Da die Würdigung des FG nicht gegen allgemeine Erfahrungssätze oder Denkgesetze verstößt, ist der Senat hieran gebunden (§ 118 Abs. 2 FGO).
3. Die von der Vorinstanz aufgeworfene Frage, ob die Gewährung der streitigen Zahlungen aus ganz überwiegend eigenbetrieblichem Interesse des Arbeitgebers erfolgt sei, erübrigt sich im Streitfall. Denn vorliegend haben die Mitarbeiter der Klägerin diese Geldleistungen nach der den Senat bindenden Würdigung des FG als Gegenleistung für das Zurverfügungstellen ihrer Arbeitskraft erhalten. In einem solchen Fall stellt sich die Frage der überwiegend eigenbetrieblichen Veranlassung einer Zuwendung regelmäßig nicht.
4. Die weiteren Voraussetzungen des § 42d Abs. 1 Nr. 1 EStG liegen vor. Insbesondere erfolgte die Berechnung der Haftungssumme zutreffend gemäß § 38a EStG. Ermessensfehler bei der Inanspruchnahme der Klägerin als Haftungsschuldnerin sind ebenfalls nicht gegeben.

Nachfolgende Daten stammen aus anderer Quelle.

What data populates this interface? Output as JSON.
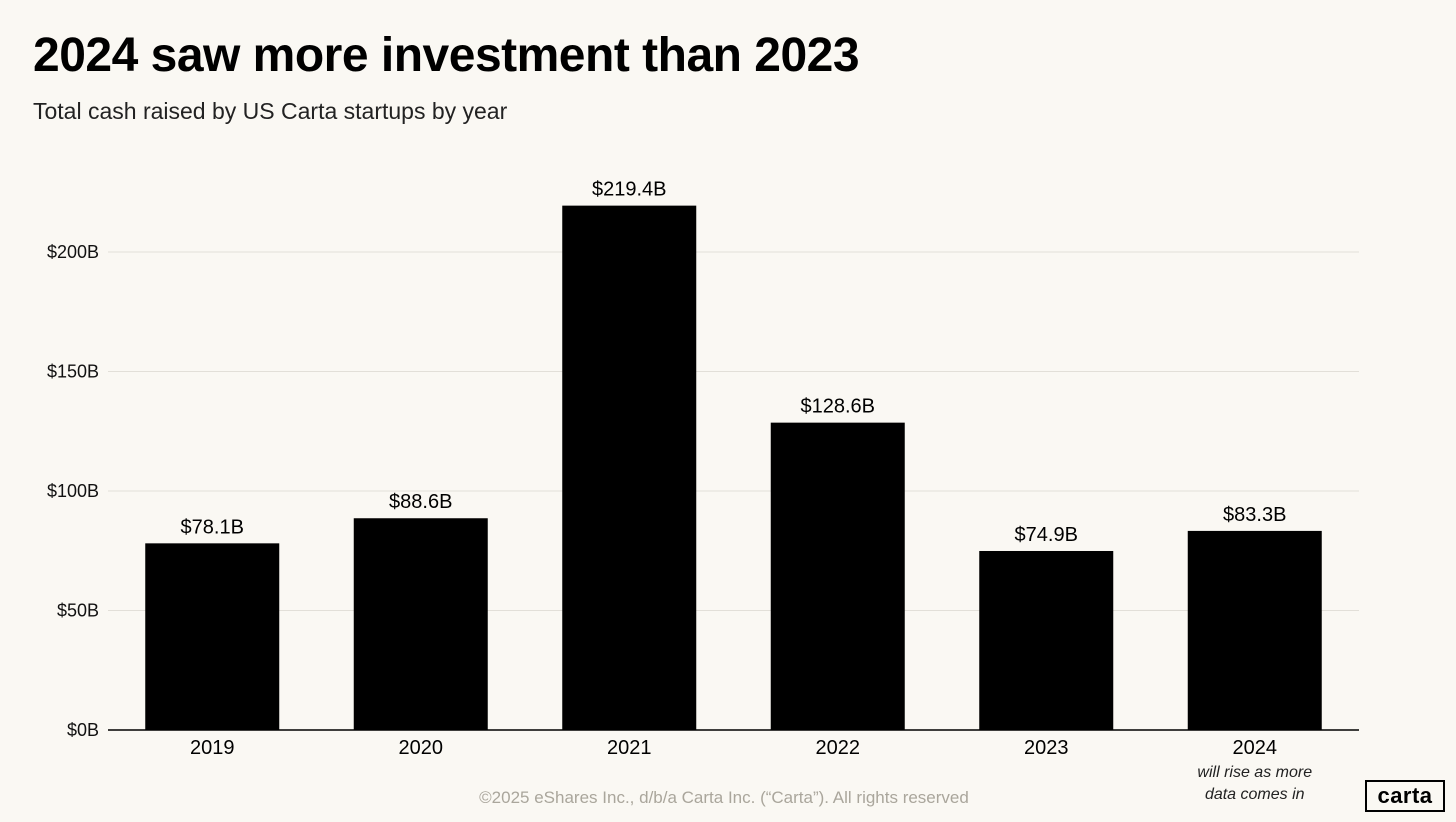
{
  "title": "2024 saw more investment than 2023",
  "subtitle": "Total cash raised by US Carta startups by year",
  "footer": "©2025 eShares Inc., d/b/a Carta Inc. (“Carta”). All rights reserved",
  "logo": "carta",
  "colors": {
    "background": "#faf8f3",
    "bar": "#000000",
    "grid": "#e2dfd8"
  },
  "chart_data": {
    "type": "bar",
    "title": "2024 saw more investment than 2023",
    "subtitle": "Total cash raised by US Carta startups by year",
    "categories": [
      "2019",
      "2020",
      "2021",
      "2022",
      "2023",
      "2024"
    ],
    "category_notes": [
      "",
      "",
      "",
      "",
      "",
      "will rise as more data comes in"
    ],
    "values": [
      78.1,
      88.6,
      219.4,
      128.6,
      74.9,
      83.3
    ],
    "data_labels": [
      "$78.1B",
      "$88.6B",
      "$219.4B",
      "$128.6B",
      "$74.9B",
      "$83.3B"
    ],
    "unit": "billion USD",
    "xlabel": "",
    "ylabel": "",
    "ylim": [
      0,
      200
    ],
    "y_ticks": [
      0,
      50,
      100,
      150,
      200
    ],
    "y_tick_labels": [
      "$0B",
      "$50B",
      "$100B",
      "$150B",
      "$200B"
    ],
    "grid": true,
    "legend": "none"
  }
}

5. Eine Verletzung des Anspruchs der Klägerin auf rechtliches Gehör (§ 96 Abs. 2 FGO, Art. 103 Abs. 1 des Grundgesetzes ‑‑GG‑‑) liegt nicht vor.
a) Das Recht der Beteiligten auf rechtliches Gehör verpflichtet das Gericht, die Ausführungen der Beteiligten zur Kenntnis zu nehmen und in Erwägung zu ziehen. Das FG ist jedoch nicht verpflichtet, sich in der Begründung seiner Entscheidung mit jedem Vorbringen der Beteiligten ausdrücklich zu befassen. Es ist vielmehr grundsätzlich davon auszugehen, dass das Gericht das Vorbringen der Beteiligten zur Kenntnis genommen hat. Daher liegt eine Verletzung des Anspruchs auf rechtliches Gehör nur dann vor, wenn sich aus den besonderen Umständen des Einzelfalls deutlich ergibt, dass das FG das Vorbringen entweder überhaupt nicht zur Kenntnis genommen oder bei seiner Entscheidung ersichtlich nicht in Erwägung gezogen hat (Senatsbeschluss vom 17.06.2005 ‑ VI B 176/04, BFH/NV 2005, 1796, und BFH-Beschluss vom 12.11.2004 ‑ VII B 99/04, BFH/NV 2005, 932).
b) Dies ist vorliegend nicht der Fall. Das diesbezügliche Vorbringen der Klägerin ist lediglich formal in eine Gehörsrüge gekleidet, tatsächlich erschöpft es sich in Einwendungen gegen die Würdigung des Einzelfalls durch das FG, die ‑‑wie dargelegt‑‑ revisionsrechtlich nicht zu beanstanden ist.
6. Die Kostenentscheidung beruht auf § 135 Abs. 2 FGO.